Location: Groove Central World, Rama I Road, Bangkok 10300 (11am-12am). Tel: 02 102 7678.
For a bit of privacy:
Despite its bright orange and, frankly, quite garish exterior, Eats Payao is easily missed. Found only when driving slowly down Yen Akat Road, Eats Payao is an endearingly eccentric little restaurant serving incredible Northern Thai food. Dimly lit, eclectically decorated, and even more eclectically staffed (one waiter’s a non-Thai speaking Columbian), the eatery is a great place for an overdue catch up — with all the necessary ice-breakers if necessary. We can’t be sure about the set-up at Eats Payao, but what we can be sure of is that its food is unbelievably good. Try the Tamarind Prawns and lick up every bit of the rich, salty-sweet sauce, or get the spaghetti with Sai Oua (Chiang Mai sausage) which is topped with a great crispy fried egg that oozes upon piercing. The true highlight though is the essential Northern Khao Soi; this place does the creamy noodle dish right in every way.

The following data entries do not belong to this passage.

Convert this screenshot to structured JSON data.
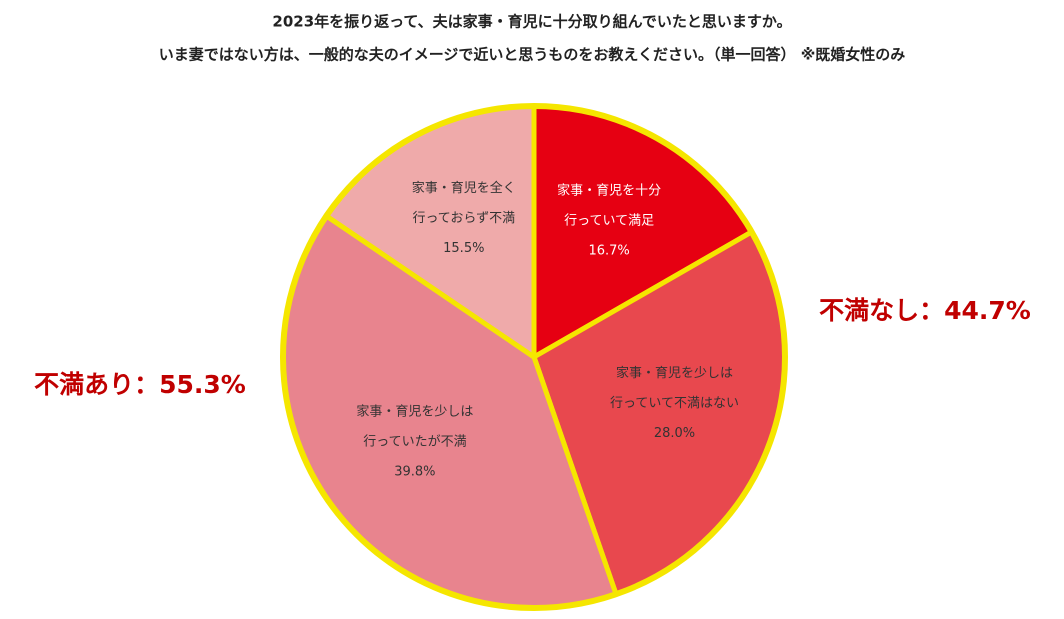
{
  "chart_data": {
    "type": "pie",
    "title": "2023年を振り返って、夫は家事・育児に十分取り組んでいたと思いますか。",
    "subtitle": "いま妻ではない方は、一般的な夫のイメージで近いと思うものをお教えください。（単一回答） ※既婚女性のみ",
    "categories": [
      [
        "家事・育児を十分",
        "行っていて満足"
      ],
      [
        "家事・育児を少しは",
        "行っていて不満はない"
      ],
      [
        "家事・育児を少しは",
        "行っていたが不満"
      ],
      [
        "家事・育児を全く",
        "行っておらず不満"
      ]
    ],
    "values": [
      16.7,
      28.0,
      39.8,
      15.5
    ],
    "value_labels": [
      "16.7%",
      "28.0%",
      "39.8%",
      "15.5%"
    ],
    "colors": [
      "#e60012",
      "#e8484e",
      "#e8848e",
      "#efaaaa"
    ],
    "label_colors": [
      "#ffffff",
      "#333333",
      "#333333",
      "#333333"
    ],
    "annotations": [
      "不満なし：44.7%",
      "不満あり：55.3%"
    ]
  }
}
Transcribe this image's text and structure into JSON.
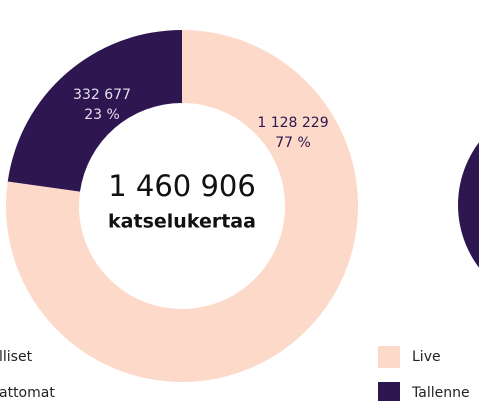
{
  "chart_data": [
    {
      "type": "donut",
      "categories": [
        "lliset",
        "attomat"
      ],
      "values": [
        1128229,
        332677
      ],
      "value_labels": [
        "1 128 229",
        "332 677"
      ],
      "percent_labels": [
        "77 %",
        "23 %"
      ],
      "colors": [
        "#fdd9c9",
        "#2e1650"
      ],
      "total_label": "1 460 906",
      "total_caption": "katselukertaa"
    },
    {
      "type": "donut",
      "categories": [
        "Live",
        "Tallenne"
      ],
      "colors": [
        "#fdd9c9",
        "#2e1650"
      ]
    }
  ]
}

Location: Yen Akat Road, Bangkok 10120 (11.30am-12am. Closed Wednesdays). Special note: 20% discount on weekdays. Tel: 084 282 2636.
For a beautiful setting:
Although the newest joint on the list, Rongros takes on the oldest traditions in both cuisine and decor. Suitably located in Bangkok’s Old Town, the “house of flavours” (as the restaurant name would literally translate to) sets your sense of nostalgia alight with their dark-vintage chandeliers and wallpapers. It’s not surprising that this is one of the most beautiful Bangkok restaurants; Rongros is the brainchild of Ou Baholyodhin, the creative director of Sansiri PLC. But in contrast to the contemporary, urban designs for Sansiri’s luxury condominiums, Rongros is a celebration of all things old but gold. The menu takes you on a journey through Bangkok of all ages, from traditional watermelon with dried fish salad to decadently dark iced mochas. Be sure to request a table by the window (or on the terrace if you’re brave enough), to dine with a remarkable view of the Chaopraya River and Wat Arun, the iconic and beautiful Temple of Dawn.
Location: Maha Rat Road, Bangkok 10200 (11am-3pm, 5pm-10pm. Closed Tuesdays). Tel: 096 946 1785.
For showing off:
How do we even begin to introduce Sorn? Rated one of the best restaurants in the world, this Southern Thai fine dining experience is definitely one of a kind. Even as a born-and-bred Thai, you’ll still find yourself surprised, confused, and bewildered by this gastronomical journey. Just imagine a foreign visitor’s reaction. Starting with a flurry of bite-sized dishes with obscure names on the menu like ‘Gems on crab stick’ and ‘Tu-pa-su-tong’, you then move on to larger sharing dishes to keep that authentic Thai way of communal eating. This is the place to go if you want a truly unique experience with what has been officially ranked as the best Thai food in the world. Yet none of your friends from abroad will have even heard of the dishes on this menu. The only drawback is the difficulty in getting a table here. All we can say is plan in advance, prepare to be flexible, and rub the right elbows.
Location: Sukhumvit 26, Bangkok 10110 (Tues-Fri: 6pm-11pm. Sat-Sun: 12pm-2pm, 6pm-11pm. Closed Mondays). Tel: 099 081 1119.